小坂氏、学生アンバサダーの登壇「第68回日本小児神経学会学術集会会長企画」

小坂氏、学生アンバサダーの登壇「第68回日本小児神経学会学術集会会長企画」

2026年6月6日(土)に、第68回日本小児神経学会学術集会において、会長企画「最先端治療を“届ける”ために ― 小児難治性神経疾患治療への挑戦ー」(令和6年度大学教育再生戦略推進費「高度な臨床・研究能力を有する医師養成促進支援」関連企画)が、日本小児神経学会と自治医科大学の共催により開催されました。本学術集会の大会長でInnovation for NEW HOPE(IfNH)委員の一人である小坂仁氏、IfNH「学生が挑む!市民の疑問解決プロジェクト」に参加した学生アンバサダー、同プロジェクトで授業の機会を提供いただいた流通経済大学付属柏中学校の兼龍盛先生が登壇しました。 本企画は、小坂仁氏が座長を務め、様々な立場の方が最先端治療の普及に関する取り組み事例を共有しました。

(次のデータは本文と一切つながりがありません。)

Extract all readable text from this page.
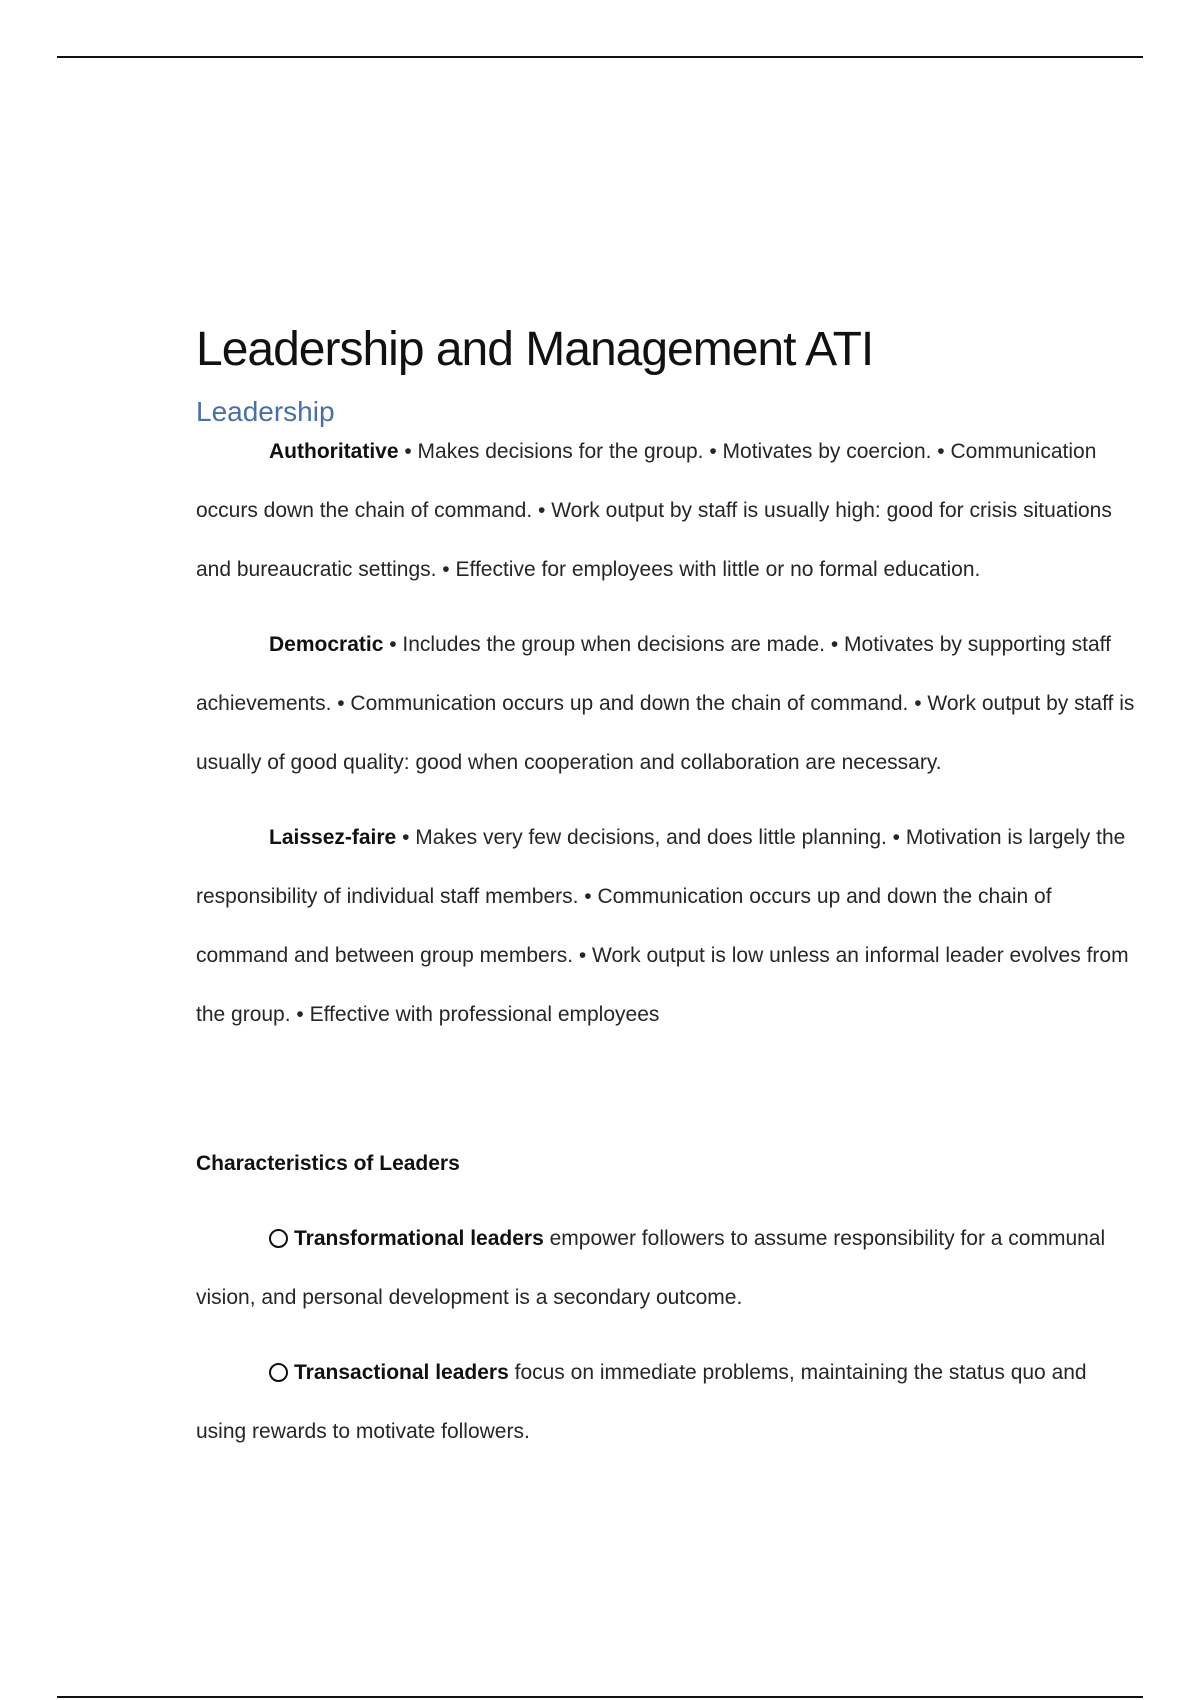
Leadership and Management ATI
Leadership

Authoritative • Makes decisions for the group. • Motivates by coercion. • Communication occurs down the chain of command. • Work output by staff is usually high: good for crisis situations and bureaucratic settings. • Effective for employees with little or no formal education.

Democratic • Includes the group when decisions are made. • Motivates by supporting staff achievements. • Communication occurs up and down the chain of command. • Work output by staff is usually of good quality: good when cooperation and collaboration are necessary.

Laissez-faire • Makes very few decisions, and does little planning. • Motivation is largely the responsibility of individual staff members. • Communication occurs up and down the chain of command and between group members. • Work output is low unless an informal leader evolves from the group. • Effective with professional employees

Characteristics of Leaders

Transformational leaders empower followers to assume responsibility for a communal vision, and personal development is a secondary outcome.

Transactional leaders focus on immediate problems, maintaining the status quo and using rewards to motivate followers.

まず、小坂氏は、希少疾患の現状、医師主導治験の取り組みや、「一人の患者さんのための治療」(N-of-1)から「次の患者さんにもつながる仕組み」 (N-of-1+)作りについて紹介しました。また、科学を社会に届け、社会で支える新しい仕組みをつくること、そしてその挑戦を次世代につなぐ重要性を強調しました。

次に、自治医科大学の小島華林先生は、小児難治性神経疾患の遺伝子治療の具体的な実施例とその効果について動画も交えて詳しく紹介しました。また、患者さんやそのご家族の声や体験談についても話されました。

学生アンバサダーは、大学生や中高生向けに医療課題を伝える活動において、理解と関心を高めるだけではなく、自分ごと化して行動変容を促すまでの工夫などを紹介し、多様な専門性や立場の学生が社会課題解決に関わる意義についても伝えました。

最後に、兼龍盛先生は、中学校で最先端治療や医療課題を総合学習で扱う教育的意義を説明され、IfNHとの協働による実践例とその成果を紹介しました。また、学校の学びを学会レベルの専門性とつなげる必要性についても話されました。

学術集会最終日の早朝にも関わらず、会場には100名以上の方が参加し熱心に聞き入っていました。登壇者だけでなく参加者全員で最先端治療を子どもたちに届けるために何が必要かについて考える機会になりました。